Transcriptional Control of IL-27 Synthesis. Antigen experienced immune cells (APCs, DCs, and macrophages) act as sources of IL-27. Various cellular receptors such as Toll-Like Receptors (TLR4), IL-1βR, and CD40 promote IL-27 synthesis.
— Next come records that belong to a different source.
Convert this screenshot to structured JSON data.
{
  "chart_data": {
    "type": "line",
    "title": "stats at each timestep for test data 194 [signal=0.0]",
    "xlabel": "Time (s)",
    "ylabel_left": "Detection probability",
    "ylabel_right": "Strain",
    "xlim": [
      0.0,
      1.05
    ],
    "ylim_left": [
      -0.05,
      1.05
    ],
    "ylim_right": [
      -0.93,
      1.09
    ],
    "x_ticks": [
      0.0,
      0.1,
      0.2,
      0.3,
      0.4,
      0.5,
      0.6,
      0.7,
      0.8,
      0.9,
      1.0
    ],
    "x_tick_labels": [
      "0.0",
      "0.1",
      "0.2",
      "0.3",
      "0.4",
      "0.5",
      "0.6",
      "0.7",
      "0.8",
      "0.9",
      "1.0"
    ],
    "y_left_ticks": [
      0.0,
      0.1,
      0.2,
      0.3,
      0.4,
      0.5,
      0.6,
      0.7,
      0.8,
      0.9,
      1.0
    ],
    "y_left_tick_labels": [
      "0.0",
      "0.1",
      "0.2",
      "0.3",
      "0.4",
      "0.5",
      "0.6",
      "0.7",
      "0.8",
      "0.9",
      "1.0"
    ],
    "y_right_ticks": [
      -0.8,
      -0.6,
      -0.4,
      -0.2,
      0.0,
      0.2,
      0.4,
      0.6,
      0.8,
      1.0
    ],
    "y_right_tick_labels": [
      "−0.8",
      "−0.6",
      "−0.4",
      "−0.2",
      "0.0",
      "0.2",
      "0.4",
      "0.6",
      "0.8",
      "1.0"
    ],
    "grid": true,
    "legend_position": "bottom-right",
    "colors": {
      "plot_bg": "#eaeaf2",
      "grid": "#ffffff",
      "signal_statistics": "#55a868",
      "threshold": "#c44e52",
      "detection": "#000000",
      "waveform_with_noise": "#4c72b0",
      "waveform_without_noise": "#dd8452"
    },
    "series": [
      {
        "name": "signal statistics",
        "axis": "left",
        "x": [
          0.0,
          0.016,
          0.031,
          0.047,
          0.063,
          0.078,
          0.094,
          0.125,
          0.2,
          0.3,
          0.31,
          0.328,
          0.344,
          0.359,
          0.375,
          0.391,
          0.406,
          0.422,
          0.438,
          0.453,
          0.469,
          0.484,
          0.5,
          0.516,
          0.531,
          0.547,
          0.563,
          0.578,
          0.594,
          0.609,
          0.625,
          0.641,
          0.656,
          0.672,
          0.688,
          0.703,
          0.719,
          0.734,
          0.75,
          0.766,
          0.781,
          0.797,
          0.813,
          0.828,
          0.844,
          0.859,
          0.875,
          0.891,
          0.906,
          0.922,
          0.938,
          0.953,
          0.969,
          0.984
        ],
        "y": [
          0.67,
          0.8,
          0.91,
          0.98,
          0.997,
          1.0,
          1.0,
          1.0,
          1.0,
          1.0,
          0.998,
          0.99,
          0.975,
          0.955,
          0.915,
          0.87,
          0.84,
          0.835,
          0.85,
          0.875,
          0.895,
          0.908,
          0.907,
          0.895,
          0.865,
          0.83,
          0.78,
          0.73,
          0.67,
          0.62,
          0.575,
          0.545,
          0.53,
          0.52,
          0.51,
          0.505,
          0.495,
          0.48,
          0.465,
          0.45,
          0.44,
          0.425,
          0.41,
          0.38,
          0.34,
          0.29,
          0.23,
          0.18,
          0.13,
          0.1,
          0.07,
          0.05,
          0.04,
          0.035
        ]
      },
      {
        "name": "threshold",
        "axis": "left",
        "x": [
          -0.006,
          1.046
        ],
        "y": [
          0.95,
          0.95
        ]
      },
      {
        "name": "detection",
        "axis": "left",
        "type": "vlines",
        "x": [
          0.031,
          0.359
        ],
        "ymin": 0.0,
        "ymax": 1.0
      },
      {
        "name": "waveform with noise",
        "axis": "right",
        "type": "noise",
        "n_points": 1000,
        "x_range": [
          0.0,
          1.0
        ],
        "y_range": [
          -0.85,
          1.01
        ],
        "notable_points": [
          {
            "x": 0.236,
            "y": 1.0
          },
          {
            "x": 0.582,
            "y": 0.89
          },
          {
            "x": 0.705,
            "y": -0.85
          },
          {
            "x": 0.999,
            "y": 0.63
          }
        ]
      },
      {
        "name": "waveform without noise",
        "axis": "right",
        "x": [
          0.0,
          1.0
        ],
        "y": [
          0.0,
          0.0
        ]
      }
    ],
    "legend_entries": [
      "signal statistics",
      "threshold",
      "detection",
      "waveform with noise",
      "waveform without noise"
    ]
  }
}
The expression of IL-27 subunits from APCs can be induced using TLR agonists Poly(I:C), lipopolysaccharide (LPS), and CpG-DNA, for TLR3, TLR4, and TLR9, respectively. (A) The expression of the IL27p28 subunit can be induced through signals coming from the TLR4/MyD88/AP-1/c-Fos signaling axis. (B) Other signaling axes that culminate in the induction of IL-27p28 synthesis are- TLR3/TLR4-TRIF-IRF3/IRF7; IFN-γ/MyD88/IRF8 and IFN-α/IFN-β-STAT1/STAT2-IRF1/IRF9. (C) IFN-γ can induce IL-27 expression via stimulating JNK, MAPKs, and PI3K signaling. (D) EBI3 expression is induced by signaling through TLR2/TLR4/TLR9-MyD88-NF-κB/PU.1. (E) Both p50 and p65 can bind to the EBI3 promoter. (F) Exogenous stimuli from IL-1βR or CD40-CD154 ligation can also trigger IL-27 synthesis in a MyD88 dependent fashion. Besides NF-κB, c-Rel, recruitment of PU.1, and IRF1 and IRF3 are essential events that regulate IL-27 synthesis by shaping its transcriptional landscape. Both IFN-γ, along with IFN-α and IFN-β are reported to be associated with p28 expression in DCs.